Manches hat er als Abbruchunternehmer auf Baustellen gefunden - so das Typhon, eine Art Schiffshupe, das jahrzehntelang in Buxtehude vergraben lag. Andere Stücke stammen von Sammlerkollegen wie Peter Tamm. Mit dem Gründer des Internationalen Maritimen Museums in der Hamburger Speicherstadt pflegt Wist nach eigenen Worten "einen guten Kontakt".

Die militärische Seite der Geschichte auszusperren, hält Helmut Wist für nicht richtig. "Die Leute müssten schließlich sehen, womit sich ihre Vorväter gegenseitig umgebracht haben". Dabei erinnert er an eine Episode der jüngeren Stader Kommunalpolitik: Da musste das Technik- und Verkehrsmuseum historische sowjetische Militärflugzeuge abstoßen, weil die Politik das so wollte. Helmut Wist ist jetzt immer noch empört: "Das war ein Fehler."

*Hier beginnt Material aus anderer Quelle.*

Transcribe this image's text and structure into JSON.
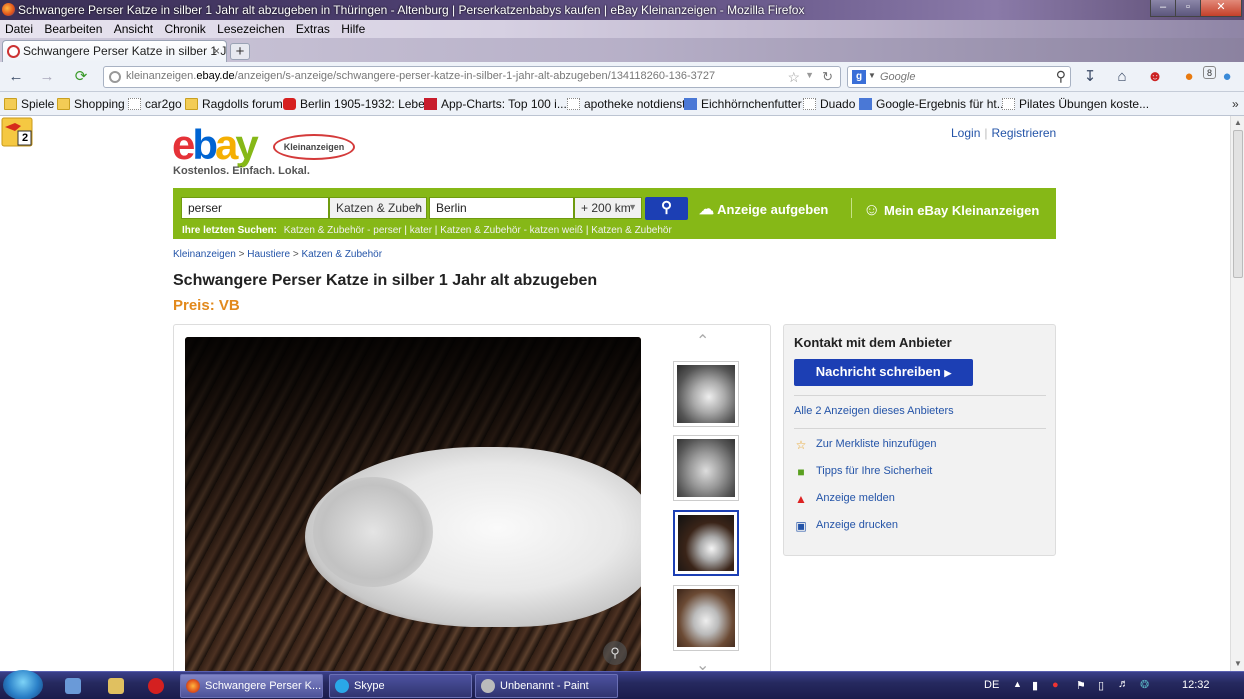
{
  "window": {
    "title": "Schwangere Perser Katze in silber 1 Jahr alt abzugeben in Thüringen - Altenburg | Perserkatzenbabys kaufen | eBay Kleinanzeigen - Mozilla Firefox",
    "menu": [
      "Datei",
      "Bearbeiten",
      "Ansicht",
      "Chronik",
      "Lesezeichen",
      "Extras",
      "Hilfe"
    ],
    "controls": {
      "minimize": "–",
      "maximize": "▫",
      "close": "✕"
    }
  },
  "browser": {
    "tab_title": "Schwangere Perser Katze in silber 1 Jahr ...",
    "tab_close": "×",
    "new_tab": "+",
    "url_pre": "kleinanzeigen.",
    "url_domain": "ebay.de",
    "url_post": "/anzeigen/s-anzeige/schwangere-perser-katze-in-silber-1-jahr-alt-abzugeben/134118260-136-3727",
    "search_engine": "g",
    "search_placeholder": "Google",
    "addon_count": "2",
    "notif_count": "8",
    "bookmarks": [
      {
        "label": "Spiele",
        "icon": "folder-icon"
      },
      {
        "label": "Shopping",
        "icon": "folder-icon"
      },
      {
        "label": "car2go",
        "icon": "page-icon"
      },
      {
        "label": "Ragdolls forum",
        "icon": "folder-icon"
      },
      {
        "label": "Berlin 1905-1932: Lebe...",
        "icon": "youtube-icon"
      },
      {
        "label": "App-Charts: Top 100 i...",
        "icon": "app-charts-icon"
      },
      {
        "label": "apotheke notdienst",
        "icon": "page-icon"
      },
      {
        "label": "Eichhörnchenfutter",
        "icon": "google-icon"
      },
      {
        "label": "Duado",
        "icon": "page-icon"
      },
      {
        "label": "Google-Ergebnis für ht...",
        "icon": "google-icon"
      },
      {
        "label": "Pilates Übungen koste...",
        "icon": "page-icon"
      }
    ]
  },
  "page": {
    "logo_text": "ebay",
    "logo_badge": "Kleinanzeigen",
    "slogan": "Kostenlos. Einfach. Lokal.",
    "login": "Login",
    "register": "Registrieren",
    "search": {
      "query": "perser",
      "category": "Katzen & Zubeh",
      "location": "Berlin",
      "radius": "+ 200 km",
      "post_ad": "Anzeige aufgeben",
      "my_ebay": "Mein eBay Kleinanzeigen",
      "recent_label": "Ihre letzten Suchen:",
      "recent": [
        "Katzen & Zubehör - perser",
        "kater",
        "Katzen & Zubehör - katzen weiß",
        "Katzen & Zubehör"
      ]
    },
    "breadcrumb": [
      "Kleinanzeigen",
      "Haustiere",
      "Katzen & Zubehör"
    ],
    "title": "Schwangere Perser Katze in silber 1 Jahr alt abzugeben",
    "price": "Preis: VB",
    "contact": {
      "heading": "Kontakt mit dem Anbieter",
      "message_button": "Nachricht schreiben",
      "all_ads": "Alle 2 Anzeigen dieses Anbieters",
      "watchlist": "Zur Merkliste hinzufügen",
      "safety": "Tipps für Ihre Sicherheit",
      "report": "Anzeige melden",
      "print": "Anzeige drucken"
    }
  },
  "taskbar": {
    "tasks": [
      "Schwangere Perser K...",
      "Skype",
      "Unbenannt - Paint"
    ],
    "language": "DE",
    "clock": "12:32"
  },
  "colors": {
    "ebay_green": "#86b817",
    "ebay_blue": "#1c3fb4",
    "price_orange": "#e2891c",
    "link_blue": "#2454a8"
  }
}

Offen ist derzeit, ob er das neue Museum in Privatregie betreibt oder ob dafür ein Verein gegründet wird. Wist: "Ich habe immer erst mal angepackt und mir dann einen Kopf über die Einzelheiten gemacht."

Der Museumsstandort Grauerort wird derweil immer interessanter: Die rekonstruierte Preußenfestung liegt nur einen Steinwurf vom künftigen Wist-Museum entfernt, dann gibt es dort auch die rührigen "Eisenbahnfreunde Grauerort". Die Hobbybahner fahren auf Kleinbahngleisen mit dem historischen "Festungsblitz" und mit Passagieren in den Sommermonaten rund um das Fort herum. Dazu gibt es derzeit ernsthafte Überlegungen, das Stader Technik- und Verkehrsmuseum an dieser Stelle anzusiedeln, da die Stadt Stade dessen bisheriges Zuhause an der Freiburger Straße verkauft.

Wenn es zu einem Umzug des Technik- und Verkehrsmuseums nach Grauerort kommen sollte, dann hat Helmut Wist auch dafür schon Pläne in der Schublade. Künftig könnten hier vier museale Einrichtungen direkt nebeneinander existieren, die sich thematisch ergänzen und den Besuchern Einblicke in die Militär- und Technikgeschichte vermitteln.

Ewig Gestrige will Wist nicht anlocken. Er hofft, dass sich dennoch genügend Menschen für sein Museum interessieren werden. Profit werde damit kaum zu erzielen sein. "Ein Risiko ist das schon", sagt er. Noch fehlt es an Manchem in dem zweistöckigen Museumsgebäude. Aus dem Jahr 1924 stammt der Komplex, den Wist mit einigen Helfern jetzt wieder in Schuss bringt - im Mai könnte die Eröffnung stattfinden.